Естественно, что составитель Галицко-Волынской летописи не мог начать ее с черной характеристики своего князя-основоположника, писать же новый, совершенно отличный вариант, он в силу каких-то причин не мог. Поэтому он поступил весьма радикально и просто: выпустил целиком княжение Романа, оставив только заголовок. Здесь мы, вероятно, имеем дело с тенденциозным замалчиванием истины.
Имеются, однако, основания думать, что не всегда было так, т. е. сравнительно благополучно, бывало и похуже — летописец не только замалчивал кое-что злостно, но и прибегал к вставкам, подчисткам и т. д.
Наконец, едва ли не самым главным недостатком летописи является то, что она неглубока, скользит преимущественно по поверхности фактов, вовсе не занимаясь их анализом. Очень часто она наивна и даже глупа, включая в себя народные сказки вроде падающих с неба молодых белок и т. д. и обращаясь с ними, как с чем-то ценным.
Кругозор летописца вообще необыкновенно узок, и вся жизнь Древней Руси сильно искажена в том отношении, что руссы изображены ужасными примитивами, без духовных запросов, без культуры. На самом деле таковыми были монахи-летописцы, в религиозном фанатизме отрицавшие все светское.
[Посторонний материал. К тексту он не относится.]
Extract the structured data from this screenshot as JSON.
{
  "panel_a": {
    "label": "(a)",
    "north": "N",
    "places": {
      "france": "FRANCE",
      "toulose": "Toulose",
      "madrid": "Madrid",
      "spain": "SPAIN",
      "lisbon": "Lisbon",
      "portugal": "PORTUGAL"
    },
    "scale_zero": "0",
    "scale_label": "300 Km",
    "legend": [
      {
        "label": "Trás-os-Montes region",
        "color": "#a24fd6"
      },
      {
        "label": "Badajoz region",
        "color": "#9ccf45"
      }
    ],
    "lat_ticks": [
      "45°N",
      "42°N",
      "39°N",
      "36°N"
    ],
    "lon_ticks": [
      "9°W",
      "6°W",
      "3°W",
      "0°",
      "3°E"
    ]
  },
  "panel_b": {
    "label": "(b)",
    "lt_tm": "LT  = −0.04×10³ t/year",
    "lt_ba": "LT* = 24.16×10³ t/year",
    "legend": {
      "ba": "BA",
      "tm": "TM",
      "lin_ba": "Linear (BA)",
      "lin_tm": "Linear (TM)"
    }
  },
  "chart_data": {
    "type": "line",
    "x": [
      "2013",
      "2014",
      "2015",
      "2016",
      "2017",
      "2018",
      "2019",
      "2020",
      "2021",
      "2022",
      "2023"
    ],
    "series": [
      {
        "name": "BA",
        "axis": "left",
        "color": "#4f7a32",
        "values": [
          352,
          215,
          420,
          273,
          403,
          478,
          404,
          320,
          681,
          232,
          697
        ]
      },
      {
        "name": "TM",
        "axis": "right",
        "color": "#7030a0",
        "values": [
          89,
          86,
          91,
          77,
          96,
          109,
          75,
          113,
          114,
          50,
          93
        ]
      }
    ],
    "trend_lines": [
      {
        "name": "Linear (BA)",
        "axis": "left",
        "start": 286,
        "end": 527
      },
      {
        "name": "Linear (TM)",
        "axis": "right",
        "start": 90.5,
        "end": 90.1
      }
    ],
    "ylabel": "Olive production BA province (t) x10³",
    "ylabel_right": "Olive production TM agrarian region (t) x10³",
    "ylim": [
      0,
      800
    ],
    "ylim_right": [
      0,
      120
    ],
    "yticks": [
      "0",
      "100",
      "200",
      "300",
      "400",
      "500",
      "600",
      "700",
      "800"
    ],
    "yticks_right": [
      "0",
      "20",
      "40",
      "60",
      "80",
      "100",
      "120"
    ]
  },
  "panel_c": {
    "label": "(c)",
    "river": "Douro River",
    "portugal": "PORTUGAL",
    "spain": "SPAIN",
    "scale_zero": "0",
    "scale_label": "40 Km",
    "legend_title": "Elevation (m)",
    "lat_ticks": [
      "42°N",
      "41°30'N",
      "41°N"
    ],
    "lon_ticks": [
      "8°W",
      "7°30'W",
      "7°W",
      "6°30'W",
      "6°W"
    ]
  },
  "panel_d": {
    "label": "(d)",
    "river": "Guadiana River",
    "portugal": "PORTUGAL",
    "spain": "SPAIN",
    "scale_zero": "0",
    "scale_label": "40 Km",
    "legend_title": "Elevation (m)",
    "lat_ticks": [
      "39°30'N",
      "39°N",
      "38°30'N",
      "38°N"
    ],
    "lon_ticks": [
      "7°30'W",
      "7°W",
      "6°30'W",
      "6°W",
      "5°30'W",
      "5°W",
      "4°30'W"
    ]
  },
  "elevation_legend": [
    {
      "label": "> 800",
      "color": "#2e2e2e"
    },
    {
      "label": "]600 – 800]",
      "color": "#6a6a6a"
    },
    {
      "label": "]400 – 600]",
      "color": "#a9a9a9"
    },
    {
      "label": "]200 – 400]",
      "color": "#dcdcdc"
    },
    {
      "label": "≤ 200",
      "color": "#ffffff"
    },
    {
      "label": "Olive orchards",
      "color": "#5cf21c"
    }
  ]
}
Только из «Поучения» Владимира Мономаха, случайно включенного в летопись, мы узнаем, что Всеволод, отец Мономаха, никуда не ездив, знал 5 языков, и Мономах этим гордился.
Достаточно прочитать в особенности новгородские летописи, чтобы понять необыкновенную низменность интересов летописца: он отмечает только, что «была дороговь», т. е. дороговизна, что лето было очень «дожгево», что сгорело столько-то церквей, а между тем из кое-каких намеков видно, что были и иные, более важные события, о которых летописец умолчал только по полному отсутствию интереса к ним. Например, под 1186 годом находим, что «толь же лето приде цесарь грьцьскыи Алекса Мануиловиць в Новгород». Казалось бы, что такому, совершенно из ряда вон выходящему событию можно было посвятить больше внимания: сказать хоть, откуда и куда ехал цезарь, для чего он приезжал, какова была встреча и т. д.
Просто не верится, что греческий император чего-то вдруг вздумал посетить Новгород, находящийся за тридевять земель. Новгородского же летописца это так же взволновало, как и то, что лето было «дожгево» и что дожди смыли много сена.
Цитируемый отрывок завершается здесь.